The RMB 47.8 billion in deposits at the end of February represents only 0.8% of total deposits and is equivalent to 1.7% of total Hong Kong-dollar deposits in Hong Kong. The rapid rate of increase reflects the small base. In terms of proportion, it clearly does not threaten the status of the Hong Kong dollar, as some have suggested. Hong Kong residents have made an investment choice, based on exchange-rate and interest-rate trends, although transaction demand for the renminbi by Hong Kong residents on the Mainland is also on the rise, given the continuing economic integration. This investment choice, involving more substantial switching of Hong Kong dollars into renminbi, has not led to any noticeable weakening of the Hong Kong dollar exchange rate, which has stayed at the strong side of 7.80 to the US dollar. The Hong Kong dollar, as mandated by the Basic Law, is legal tender in Hong Kong. Our salaries and daily expenses in Hong Kong are paid in Hong Kong dollars. Its legal-tender status is enshrined in the law, although the choice of currency for transactions in Hong Kong is a matter between the payer and the payee.
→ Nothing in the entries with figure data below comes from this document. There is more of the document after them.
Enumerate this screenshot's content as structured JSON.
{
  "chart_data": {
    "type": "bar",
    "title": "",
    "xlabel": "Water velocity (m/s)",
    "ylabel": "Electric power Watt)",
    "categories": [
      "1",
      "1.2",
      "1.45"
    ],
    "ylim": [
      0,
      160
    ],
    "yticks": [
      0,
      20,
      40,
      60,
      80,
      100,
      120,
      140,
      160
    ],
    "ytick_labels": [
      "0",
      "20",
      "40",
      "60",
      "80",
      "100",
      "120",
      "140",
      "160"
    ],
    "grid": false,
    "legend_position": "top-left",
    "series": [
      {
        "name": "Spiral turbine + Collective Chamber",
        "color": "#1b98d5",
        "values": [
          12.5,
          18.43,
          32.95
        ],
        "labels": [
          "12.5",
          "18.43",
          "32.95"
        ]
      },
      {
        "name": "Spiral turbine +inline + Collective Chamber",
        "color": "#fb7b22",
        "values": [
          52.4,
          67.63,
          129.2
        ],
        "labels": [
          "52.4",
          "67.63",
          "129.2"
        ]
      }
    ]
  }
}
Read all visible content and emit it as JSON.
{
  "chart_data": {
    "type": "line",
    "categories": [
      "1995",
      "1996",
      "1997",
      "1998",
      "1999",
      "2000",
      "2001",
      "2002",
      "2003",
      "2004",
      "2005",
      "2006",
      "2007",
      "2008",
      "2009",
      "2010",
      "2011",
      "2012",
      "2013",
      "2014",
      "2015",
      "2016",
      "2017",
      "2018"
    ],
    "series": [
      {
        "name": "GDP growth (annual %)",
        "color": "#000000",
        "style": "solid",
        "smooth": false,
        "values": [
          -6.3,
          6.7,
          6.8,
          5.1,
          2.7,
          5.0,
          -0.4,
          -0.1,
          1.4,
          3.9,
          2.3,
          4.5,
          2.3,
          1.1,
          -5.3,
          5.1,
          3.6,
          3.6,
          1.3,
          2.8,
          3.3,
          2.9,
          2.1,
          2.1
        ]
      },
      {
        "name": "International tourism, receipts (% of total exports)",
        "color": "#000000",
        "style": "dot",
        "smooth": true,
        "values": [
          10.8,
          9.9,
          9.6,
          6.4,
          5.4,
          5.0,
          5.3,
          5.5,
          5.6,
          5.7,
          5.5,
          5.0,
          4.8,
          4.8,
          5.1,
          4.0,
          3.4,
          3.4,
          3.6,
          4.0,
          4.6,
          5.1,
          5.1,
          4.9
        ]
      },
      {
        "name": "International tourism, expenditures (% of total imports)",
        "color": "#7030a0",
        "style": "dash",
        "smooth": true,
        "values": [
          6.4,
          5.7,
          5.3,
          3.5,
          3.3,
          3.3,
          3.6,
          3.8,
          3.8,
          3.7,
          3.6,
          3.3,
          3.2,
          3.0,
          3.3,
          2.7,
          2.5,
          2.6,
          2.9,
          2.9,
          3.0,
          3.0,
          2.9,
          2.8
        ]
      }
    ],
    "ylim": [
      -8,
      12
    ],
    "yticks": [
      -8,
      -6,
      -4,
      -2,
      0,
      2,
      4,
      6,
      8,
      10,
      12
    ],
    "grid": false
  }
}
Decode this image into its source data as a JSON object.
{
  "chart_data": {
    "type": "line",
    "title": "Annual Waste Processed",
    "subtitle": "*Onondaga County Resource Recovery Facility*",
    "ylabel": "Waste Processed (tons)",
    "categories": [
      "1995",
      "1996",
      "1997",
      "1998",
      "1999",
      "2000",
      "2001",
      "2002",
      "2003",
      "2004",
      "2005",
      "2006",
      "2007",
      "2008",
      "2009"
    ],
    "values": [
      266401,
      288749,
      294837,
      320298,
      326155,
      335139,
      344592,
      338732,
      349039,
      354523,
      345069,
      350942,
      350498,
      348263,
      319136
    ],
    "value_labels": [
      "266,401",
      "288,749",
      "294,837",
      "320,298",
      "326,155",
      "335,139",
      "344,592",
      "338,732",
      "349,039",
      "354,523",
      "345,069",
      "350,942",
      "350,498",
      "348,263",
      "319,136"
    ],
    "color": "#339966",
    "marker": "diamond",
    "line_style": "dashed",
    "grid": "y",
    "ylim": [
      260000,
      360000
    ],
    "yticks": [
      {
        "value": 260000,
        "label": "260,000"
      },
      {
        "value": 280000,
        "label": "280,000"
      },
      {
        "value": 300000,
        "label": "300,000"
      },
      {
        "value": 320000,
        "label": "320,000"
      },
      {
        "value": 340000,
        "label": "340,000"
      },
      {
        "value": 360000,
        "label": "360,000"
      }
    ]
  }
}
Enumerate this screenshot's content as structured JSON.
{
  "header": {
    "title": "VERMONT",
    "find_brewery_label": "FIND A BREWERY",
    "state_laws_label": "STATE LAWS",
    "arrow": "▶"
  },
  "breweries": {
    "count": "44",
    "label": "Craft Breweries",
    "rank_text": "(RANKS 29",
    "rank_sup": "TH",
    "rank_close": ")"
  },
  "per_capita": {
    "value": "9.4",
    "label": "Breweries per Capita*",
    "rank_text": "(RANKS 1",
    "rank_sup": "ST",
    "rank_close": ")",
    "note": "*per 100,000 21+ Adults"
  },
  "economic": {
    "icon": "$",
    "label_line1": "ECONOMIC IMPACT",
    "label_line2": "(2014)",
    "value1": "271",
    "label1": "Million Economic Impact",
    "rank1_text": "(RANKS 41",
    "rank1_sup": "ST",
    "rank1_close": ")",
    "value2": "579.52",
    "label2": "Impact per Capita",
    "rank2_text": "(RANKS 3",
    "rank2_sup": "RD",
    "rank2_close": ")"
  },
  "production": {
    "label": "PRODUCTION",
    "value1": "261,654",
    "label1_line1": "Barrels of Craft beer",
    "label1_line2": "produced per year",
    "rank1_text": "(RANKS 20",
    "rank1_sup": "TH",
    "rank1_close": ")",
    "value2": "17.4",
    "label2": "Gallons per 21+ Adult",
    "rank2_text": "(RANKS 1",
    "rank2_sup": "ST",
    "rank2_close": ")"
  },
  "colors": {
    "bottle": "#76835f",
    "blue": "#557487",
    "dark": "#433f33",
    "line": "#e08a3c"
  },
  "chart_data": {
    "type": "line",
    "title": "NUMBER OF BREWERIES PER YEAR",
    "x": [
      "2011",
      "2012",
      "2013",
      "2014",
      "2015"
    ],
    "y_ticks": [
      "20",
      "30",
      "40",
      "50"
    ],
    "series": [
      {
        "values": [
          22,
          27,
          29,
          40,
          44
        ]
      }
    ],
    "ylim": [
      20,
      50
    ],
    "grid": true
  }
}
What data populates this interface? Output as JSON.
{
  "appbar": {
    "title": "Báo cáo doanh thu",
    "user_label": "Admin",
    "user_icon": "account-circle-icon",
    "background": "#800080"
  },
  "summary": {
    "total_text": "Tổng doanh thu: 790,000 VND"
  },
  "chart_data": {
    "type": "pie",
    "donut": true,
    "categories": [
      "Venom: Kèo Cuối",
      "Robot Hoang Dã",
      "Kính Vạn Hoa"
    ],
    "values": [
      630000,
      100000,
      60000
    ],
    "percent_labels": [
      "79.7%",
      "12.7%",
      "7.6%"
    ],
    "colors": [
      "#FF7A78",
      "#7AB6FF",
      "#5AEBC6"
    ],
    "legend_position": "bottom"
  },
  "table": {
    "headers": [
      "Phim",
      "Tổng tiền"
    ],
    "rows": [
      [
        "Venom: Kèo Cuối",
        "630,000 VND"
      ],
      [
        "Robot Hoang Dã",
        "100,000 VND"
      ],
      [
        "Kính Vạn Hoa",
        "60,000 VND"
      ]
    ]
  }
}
Readers may recall that renminbi deposits taken in Hong Kong are deposited with the People’s Bank of China, through the renminbi clearing bank in Hong Kong. This arrangement ensures that renminbi deposits in Hong Kong do not inflate the renminbi money supply on the Mainland causing difficulty in monetary management. To the extent that there are monetary implications for the Mainland, these take the form of greater demand for the renminbi by Hong Kong residents, putting further upward pressure on its exchange rate. But we are talking about very small amounts, compared with the total size of capital inflows into the Mainland. In any case, what is going on in terms of renminbi banking business in the free market of Hong Kong provides valuable information for the further reform and liberalisation of the financial systems on the Mainland, specifically the refinement of the mechanism for determining the renminbi exchange rate and the gradual move towards capital-account convertibility – both of which are declared policy objectives in the Eleventh Five-Year Plan and identified in 2008 as key tasks by the State Council.